UoB-NLP at SemEval-2025 Task 11: Leveraging Adapters for Multilingual and Cross-Lingual Emotion Detection
Frances Laureano De Leon, Yixiao Wang, Yue Feng, Mark G. Lee
TL;DR
The paper tackles multilingual and cross-lingual emotion detection by leveraging adapters with multilingual PLMs to achieve parameter-efficient fine-tuning. It introduces target-language-ready task adapters and language-family-based adapter strategies and demonstrates strong performance on low-resource African languages, with competitive results across 16 languages.

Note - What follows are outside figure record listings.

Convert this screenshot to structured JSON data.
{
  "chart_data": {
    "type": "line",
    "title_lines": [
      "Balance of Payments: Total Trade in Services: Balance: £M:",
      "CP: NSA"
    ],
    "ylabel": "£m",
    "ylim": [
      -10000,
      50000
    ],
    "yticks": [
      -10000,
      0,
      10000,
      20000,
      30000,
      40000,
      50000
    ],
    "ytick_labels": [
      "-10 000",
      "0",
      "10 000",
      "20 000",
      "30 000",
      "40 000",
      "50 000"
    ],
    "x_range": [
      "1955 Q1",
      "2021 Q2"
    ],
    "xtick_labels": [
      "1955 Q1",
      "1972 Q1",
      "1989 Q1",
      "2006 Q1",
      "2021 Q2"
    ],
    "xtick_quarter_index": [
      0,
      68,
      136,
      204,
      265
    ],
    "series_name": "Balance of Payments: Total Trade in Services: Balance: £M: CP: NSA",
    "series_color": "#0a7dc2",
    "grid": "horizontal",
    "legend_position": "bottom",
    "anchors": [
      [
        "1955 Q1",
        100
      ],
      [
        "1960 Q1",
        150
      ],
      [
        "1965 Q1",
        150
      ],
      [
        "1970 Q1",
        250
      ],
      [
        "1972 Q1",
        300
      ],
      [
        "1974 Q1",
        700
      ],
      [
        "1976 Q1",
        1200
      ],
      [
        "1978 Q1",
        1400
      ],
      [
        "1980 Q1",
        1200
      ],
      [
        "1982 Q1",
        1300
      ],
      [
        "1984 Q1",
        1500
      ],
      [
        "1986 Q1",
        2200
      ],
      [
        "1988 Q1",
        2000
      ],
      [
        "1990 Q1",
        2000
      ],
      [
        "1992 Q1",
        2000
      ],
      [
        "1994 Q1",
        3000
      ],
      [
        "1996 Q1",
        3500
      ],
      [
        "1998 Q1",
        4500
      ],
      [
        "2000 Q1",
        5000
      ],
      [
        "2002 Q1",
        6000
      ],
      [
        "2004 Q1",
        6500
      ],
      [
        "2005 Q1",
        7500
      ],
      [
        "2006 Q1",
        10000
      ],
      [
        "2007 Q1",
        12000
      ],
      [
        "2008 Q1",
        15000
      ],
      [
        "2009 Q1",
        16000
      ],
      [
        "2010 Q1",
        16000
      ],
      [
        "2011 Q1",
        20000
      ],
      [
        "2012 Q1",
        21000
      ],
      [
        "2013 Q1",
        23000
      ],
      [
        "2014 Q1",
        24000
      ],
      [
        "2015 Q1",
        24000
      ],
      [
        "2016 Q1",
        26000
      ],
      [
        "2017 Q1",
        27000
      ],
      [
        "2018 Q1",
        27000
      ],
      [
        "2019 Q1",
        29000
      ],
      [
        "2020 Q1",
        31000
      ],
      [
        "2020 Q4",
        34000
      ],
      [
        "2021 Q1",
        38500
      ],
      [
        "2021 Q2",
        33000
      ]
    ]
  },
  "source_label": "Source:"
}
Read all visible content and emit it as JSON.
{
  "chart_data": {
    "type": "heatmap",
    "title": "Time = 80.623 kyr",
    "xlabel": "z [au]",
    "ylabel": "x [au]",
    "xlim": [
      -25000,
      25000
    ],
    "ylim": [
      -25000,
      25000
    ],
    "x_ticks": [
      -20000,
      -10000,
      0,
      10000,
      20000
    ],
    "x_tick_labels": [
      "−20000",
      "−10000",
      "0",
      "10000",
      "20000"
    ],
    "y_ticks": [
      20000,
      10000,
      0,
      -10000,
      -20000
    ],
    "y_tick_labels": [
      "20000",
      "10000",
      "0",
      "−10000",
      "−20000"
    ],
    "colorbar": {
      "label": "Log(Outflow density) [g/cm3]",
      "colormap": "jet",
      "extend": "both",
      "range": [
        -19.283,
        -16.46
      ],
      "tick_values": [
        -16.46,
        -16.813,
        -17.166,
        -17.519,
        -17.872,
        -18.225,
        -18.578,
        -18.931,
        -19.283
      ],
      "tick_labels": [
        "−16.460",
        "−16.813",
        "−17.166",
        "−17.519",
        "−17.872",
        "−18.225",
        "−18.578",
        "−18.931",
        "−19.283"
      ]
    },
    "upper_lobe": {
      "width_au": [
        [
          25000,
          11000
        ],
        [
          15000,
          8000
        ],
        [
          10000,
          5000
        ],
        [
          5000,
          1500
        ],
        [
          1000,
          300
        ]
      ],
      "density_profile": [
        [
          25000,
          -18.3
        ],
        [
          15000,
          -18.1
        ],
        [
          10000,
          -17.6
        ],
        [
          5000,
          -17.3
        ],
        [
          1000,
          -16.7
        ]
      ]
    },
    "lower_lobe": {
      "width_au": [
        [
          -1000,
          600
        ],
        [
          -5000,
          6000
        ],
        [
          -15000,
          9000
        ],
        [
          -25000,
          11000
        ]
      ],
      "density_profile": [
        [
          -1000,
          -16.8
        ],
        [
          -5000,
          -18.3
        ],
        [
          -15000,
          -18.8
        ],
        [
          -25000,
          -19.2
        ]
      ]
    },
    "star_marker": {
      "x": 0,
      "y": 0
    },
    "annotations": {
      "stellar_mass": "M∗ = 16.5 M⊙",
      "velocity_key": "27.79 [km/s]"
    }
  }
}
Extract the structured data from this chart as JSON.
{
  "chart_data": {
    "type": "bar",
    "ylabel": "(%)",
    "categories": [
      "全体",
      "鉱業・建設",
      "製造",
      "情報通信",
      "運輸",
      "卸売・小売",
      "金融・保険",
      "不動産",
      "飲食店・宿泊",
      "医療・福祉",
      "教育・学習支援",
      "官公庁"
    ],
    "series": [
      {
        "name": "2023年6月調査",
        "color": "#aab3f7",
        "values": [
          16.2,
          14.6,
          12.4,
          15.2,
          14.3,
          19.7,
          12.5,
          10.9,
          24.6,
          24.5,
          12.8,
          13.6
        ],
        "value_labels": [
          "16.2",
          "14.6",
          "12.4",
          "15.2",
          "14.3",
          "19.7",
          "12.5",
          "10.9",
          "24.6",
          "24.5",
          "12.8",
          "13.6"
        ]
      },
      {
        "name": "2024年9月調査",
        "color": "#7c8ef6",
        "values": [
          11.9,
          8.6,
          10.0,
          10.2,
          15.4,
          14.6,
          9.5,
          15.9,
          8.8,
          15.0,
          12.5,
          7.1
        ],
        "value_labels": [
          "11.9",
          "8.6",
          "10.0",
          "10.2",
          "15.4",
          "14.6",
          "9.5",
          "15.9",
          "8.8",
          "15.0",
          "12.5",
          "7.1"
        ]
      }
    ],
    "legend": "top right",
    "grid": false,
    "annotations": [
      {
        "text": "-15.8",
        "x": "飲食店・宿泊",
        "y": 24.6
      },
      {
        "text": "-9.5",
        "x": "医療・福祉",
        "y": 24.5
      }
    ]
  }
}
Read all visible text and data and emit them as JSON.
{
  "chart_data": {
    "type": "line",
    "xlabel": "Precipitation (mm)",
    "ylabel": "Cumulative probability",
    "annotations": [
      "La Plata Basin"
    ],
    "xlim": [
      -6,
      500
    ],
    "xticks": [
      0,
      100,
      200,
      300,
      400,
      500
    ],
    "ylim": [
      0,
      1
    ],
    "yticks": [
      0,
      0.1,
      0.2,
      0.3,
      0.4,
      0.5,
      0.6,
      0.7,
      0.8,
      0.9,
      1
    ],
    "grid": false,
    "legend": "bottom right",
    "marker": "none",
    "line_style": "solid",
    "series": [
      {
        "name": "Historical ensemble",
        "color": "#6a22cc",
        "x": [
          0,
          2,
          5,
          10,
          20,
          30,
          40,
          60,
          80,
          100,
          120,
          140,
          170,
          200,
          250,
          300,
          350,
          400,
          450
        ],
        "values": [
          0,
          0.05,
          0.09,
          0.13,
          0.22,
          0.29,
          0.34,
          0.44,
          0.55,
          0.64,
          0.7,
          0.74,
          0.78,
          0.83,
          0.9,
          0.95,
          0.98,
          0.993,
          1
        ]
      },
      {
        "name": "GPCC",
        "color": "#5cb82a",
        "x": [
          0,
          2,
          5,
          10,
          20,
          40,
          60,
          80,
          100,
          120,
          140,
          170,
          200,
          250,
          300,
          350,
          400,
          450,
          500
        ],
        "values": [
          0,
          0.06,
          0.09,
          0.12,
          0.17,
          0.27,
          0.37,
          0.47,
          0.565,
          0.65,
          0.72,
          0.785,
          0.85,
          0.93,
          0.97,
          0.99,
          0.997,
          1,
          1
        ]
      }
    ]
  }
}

The approach frequently outperforms large language models under few-shot settings while using far fewer parameters, underscoring the practicality of modular adapters for multilingual NLP. The work highlights the potential for scalable cross-lingual transfer and suggests future exploration of prompt-tuning with LLMs.
Abstract
Emotion detection in natural language processing is a challenging task due to the complexity of human emotions and linguistic diversity. While significant progress has been made in high-resource languages, emotion detection in low-resource languages remains underexplored. In this work, we address multilingual and cross-lingual emotion detection by leveraging adapter-based fine-tuning with multilingual pre-trained language models. Adapters introduce a small number of trainable parameters while keeping the pre-trained model weights fixed, offering a parameter-efficient approach to adaptation. We experiment with different adapter tuning strategies, including task-only adapters, target-language-ready task adapters, and language-family-based adapters. Our results show that target-language-ready task adapters achieve the best overall performance, particularly for low-resource African languages with our team ranking 7th for Tigrinya, and 8th for Kinyarwanda in Track A. In Track C, our system ranked 3rd for Amharic, and 4th for Oromo, Tigrinya, Kinyarwanda, Hausa, and Igbo. Our approach outperforms large language models in 11 languages and matches their performance in four others, despite our models having significantly fewer parameters. Furthermore, we find that adapter-based models retain cross-linguistic transfer capabilities while requiring fewer computational resources compared to full fine-tuning for each language.